Before the opening curtain of A Moon for the Misbegotten on Broadway, Director Jose Quintero hugged Colleen Dewhurst for good luck. "Good luck?" the actress asked indignantly. "You think that after 16 years of rehearsing this play I am going to fumble now " Indeed, Dewhurst first played the role of Josie Hogan (an Irish- American farmer's daughter who attempts to conceal her clumsy body and a troublesome virginity in a smokescreen of Gaelic bluster and barroom humor) in Quintero's 1957 production at Spoleto and again at Buffalo's Studio Arena Theater in 1965. Nevertheless, Jose, Colleen and Leading Man Jason Robards were unprepared for the thunderous reception that greeted this Moon.

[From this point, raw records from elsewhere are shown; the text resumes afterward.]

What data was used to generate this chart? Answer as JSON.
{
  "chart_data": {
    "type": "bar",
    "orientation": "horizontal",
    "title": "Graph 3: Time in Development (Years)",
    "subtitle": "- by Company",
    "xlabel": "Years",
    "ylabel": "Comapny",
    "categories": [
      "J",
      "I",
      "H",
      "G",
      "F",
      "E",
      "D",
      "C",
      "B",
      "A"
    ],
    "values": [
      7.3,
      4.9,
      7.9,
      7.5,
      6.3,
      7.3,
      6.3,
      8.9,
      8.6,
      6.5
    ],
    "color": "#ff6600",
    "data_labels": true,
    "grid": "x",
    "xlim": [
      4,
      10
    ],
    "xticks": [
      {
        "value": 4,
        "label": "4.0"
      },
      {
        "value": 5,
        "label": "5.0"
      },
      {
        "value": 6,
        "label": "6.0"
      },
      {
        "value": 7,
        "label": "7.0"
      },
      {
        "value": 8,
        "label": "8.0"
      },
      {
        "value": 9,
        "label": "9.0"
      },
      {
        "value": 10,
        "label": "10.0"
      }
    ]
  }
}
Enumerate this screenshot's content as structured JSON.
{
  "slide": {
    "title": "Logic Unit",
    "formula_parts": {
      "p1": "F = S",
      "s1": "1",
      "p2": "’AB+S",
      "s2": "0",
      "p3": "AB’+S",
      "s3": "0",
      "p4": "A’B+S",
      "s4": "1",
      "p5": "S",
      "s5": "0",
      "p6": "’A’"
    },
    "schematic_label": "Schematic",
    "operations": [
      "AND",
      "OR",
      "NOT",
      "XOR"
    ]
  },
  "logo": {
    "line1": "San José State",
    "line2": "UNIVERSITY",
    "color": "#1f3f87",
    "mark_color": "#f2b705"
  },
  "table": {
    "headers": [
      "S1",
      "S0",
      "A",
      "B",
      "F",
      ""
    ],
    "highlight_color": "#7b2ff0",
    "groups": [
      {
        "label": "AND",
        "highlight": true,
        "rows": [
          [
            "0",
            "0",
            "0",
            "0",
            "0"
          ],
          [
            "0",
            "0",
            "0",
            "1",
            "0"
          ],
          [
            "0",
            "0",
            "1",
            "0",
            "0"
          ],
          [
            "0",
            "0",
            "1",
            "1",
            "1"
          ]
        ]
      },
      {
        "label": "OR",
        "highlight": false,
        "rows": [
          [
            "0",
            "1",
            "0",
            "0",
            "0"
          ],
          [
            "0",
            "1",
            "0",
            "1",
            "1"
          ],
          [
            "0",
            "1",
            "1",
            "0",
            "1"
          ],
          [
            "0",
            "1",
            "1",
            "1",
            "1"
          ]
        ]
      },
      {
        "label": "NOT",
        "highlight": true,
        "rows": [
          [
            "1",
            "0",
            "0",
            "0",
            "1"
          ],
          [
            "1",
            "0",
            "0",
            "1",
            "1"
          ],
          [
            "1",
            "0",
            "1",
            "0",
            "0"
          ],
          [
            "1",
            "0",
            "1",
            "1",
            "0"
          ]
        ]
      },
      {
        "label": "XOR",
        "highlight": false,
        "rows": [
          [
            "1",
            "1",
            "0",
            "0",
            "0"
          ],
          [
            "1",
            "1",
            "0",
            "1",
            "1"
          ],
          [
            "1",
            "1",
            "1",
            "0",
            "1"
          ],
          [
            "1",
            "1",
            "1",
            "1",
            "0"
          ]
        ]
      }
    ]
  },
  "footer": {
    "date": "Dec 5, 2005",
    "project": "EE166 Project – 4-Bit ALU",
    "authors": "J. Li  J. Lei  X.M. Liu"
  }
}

Good Notices. "I want to stand in front of the audience and shout 'I am so happy!' " exults Dewhurst. "It seems to me that I have spent all my life getting good notices. Then the producer visits us backstage"in a split second her gray-green eyes flash from fawnlike softness to New England granite"and the next thing we know everybody is crying because we can't stay open."
In 27 years of openings and closings, though, Dewhurst has won a reputation as one of the stage's most lavishly gifted actresses (Hollywood has never especially taken to her, nor she to it). Among her collection of accolades are a Drama Desk award for her portrayal of the mother in Mourning Becomes Electro (1972), an Obie for Abbie Putnam in Desire Under the Elms (1963), a Tony for her widowed mother in All the Way Home (1961). Moon, however, is her first commercial smash. After the opening night, Producer Richard Horner assured the cast: "You can unpack your bags; you are not going on the road. We are staying in New York."
A tall handsome woman with a voluptuous figure, Dewhurst is well suited to O'Neill's full-blooded Earth Mother conception of women. She believes in acting from the gut rather than the brain. "I love to see people's intelligence tripped up by their emotional drive," she says. "I can't play the human goodies, the perfect miss going through God's trials because it was God's will. I would be in a rage." Says Quintero: "She draws her strength from the bottoms of her feet she loves to run barefooted. And Colleen is endowed with one of the great faces in the world; you can read her whole history, from the time she was a girl through womanhood."
The daughter of a hockey player, Dewhurst was born in Montreal. When she was seven, the family moved to the first in a succession of towns in the Midwestern U.S. Her mother, a Christian Scientist, "brought me up to be a person. It never entered her mind to raise a daughter just to be married." Dewhurst no longer practices the faithshe is a chain-smoker and enjoys white wine but she insists that "everything I like about myself comes from the religion, and when I get in a bad bind, my mind goes back to it."